Gray scales formed again around the mermaid’s fingers, rippling up Mouse’s legs. She saw Thornwood dive into the water above them, but the mermaid had dragged her back through the tunnel in seconds.
Mouse jerked, the fear of certain stony doom fueling her. She kicked, and her free foot landed squarely on the mermaid’s face. Its nose cracked down the middle, and thick black blood seeped out into the water.
Mouse swam desperately back to the light. As soon as she was through the tunnel, hands hooked under her arms and lifted her bodily from the pool.
“Breathe,” Thornwood insisted as she sputtered. He dragged her several feet onto the lawn before she found her footing. They leaned into each other, eyes glued to the water’s edge.
After a few tense moments, the mermaid raised its head from under a lily pad.

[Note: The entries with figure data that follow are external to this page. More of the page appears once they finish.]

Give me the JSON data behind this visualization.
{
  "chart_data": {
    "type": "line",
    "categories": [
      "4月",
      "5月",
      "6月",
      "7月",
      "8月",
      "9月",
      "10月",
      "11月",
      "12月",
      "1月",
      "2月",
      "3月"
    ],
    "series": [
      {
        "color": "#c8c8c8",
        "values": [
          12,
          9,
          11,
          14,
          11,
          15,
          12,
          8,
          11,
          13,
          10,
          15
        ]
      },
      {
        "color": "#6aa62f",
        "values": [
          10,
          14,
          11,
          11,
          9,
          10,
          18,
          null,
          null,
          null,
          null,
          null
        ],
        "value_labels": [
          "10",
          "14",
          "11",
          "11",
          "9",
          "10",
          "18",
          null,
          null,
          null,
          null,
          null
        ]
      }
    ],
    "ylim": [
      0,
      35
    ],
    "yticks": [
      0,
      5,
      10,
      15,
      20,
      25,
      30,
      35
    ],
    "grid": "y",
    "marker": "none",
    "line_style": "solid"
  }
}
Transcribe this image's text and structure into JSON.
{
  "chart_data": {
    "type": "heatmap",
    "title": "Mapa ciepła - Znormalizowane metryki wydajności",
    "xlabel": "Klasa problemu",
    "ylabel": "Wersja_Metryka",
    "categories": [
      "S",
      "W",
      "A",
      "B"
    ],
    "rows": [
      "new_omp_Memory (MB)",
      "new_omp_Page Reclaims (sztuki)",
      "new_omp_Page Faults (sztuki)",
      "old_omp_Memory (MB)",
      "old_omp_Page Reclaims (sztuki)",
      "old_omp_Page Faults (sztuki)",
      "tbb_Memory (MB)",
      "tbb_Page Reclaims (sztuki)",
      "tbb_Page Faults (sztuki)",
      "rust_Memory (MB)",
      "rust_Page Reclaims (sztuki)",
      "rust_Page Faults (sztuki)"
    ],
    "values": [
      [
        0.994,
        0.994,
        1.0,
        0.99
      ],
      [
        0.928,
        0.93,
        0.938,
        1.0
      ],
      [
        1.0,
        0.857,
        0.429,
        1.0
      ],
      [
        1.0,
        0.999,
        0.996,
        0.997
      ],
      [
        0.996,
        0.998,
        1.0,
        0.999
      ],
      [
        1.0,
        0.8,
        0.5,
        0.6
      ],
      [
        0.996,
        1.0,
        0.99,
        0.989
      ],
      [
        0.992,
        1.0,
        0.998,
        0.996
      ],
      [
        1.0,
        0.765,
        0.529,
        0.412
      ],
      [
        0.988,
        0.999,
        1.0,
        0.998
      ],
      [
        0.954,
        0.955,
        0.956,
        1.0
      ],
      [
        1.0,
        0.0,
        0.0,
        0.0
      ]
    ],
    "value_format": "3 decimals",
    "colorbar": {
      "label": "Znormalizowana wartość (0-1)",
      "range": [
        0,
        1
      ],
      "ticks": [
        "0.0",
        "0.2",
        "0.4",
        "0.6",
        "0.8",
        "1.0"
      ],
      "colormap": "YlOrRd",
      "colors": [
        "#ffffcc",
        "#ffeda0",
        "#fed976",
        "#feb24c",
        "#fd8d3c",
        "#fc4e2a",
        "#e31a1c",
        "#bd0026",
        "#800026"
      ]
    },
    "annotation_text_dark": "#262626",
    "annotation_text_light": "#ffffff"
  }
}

“My replacement,” it croaked. It raised its hands above its head. A web of cracks flowed from its fingers to its shoulders. “Come back.”
“There is no need for us to stay for this,” Thornwood said. He turned toward Thistlemarsh.
“Wait.”
Thornwood tilted his head. “You don’t want to adopt this one, too, do you?”
“Of course not!” Mouse snapped. She looked back to the crumbling statue and called out to it. “Your job is done. You don’t need a replacement.”
“Free me,” it gasped.
“You are already free. We escaped from your trap, I’m not turning to stone, and the spell you cast on Thornwood is broken.”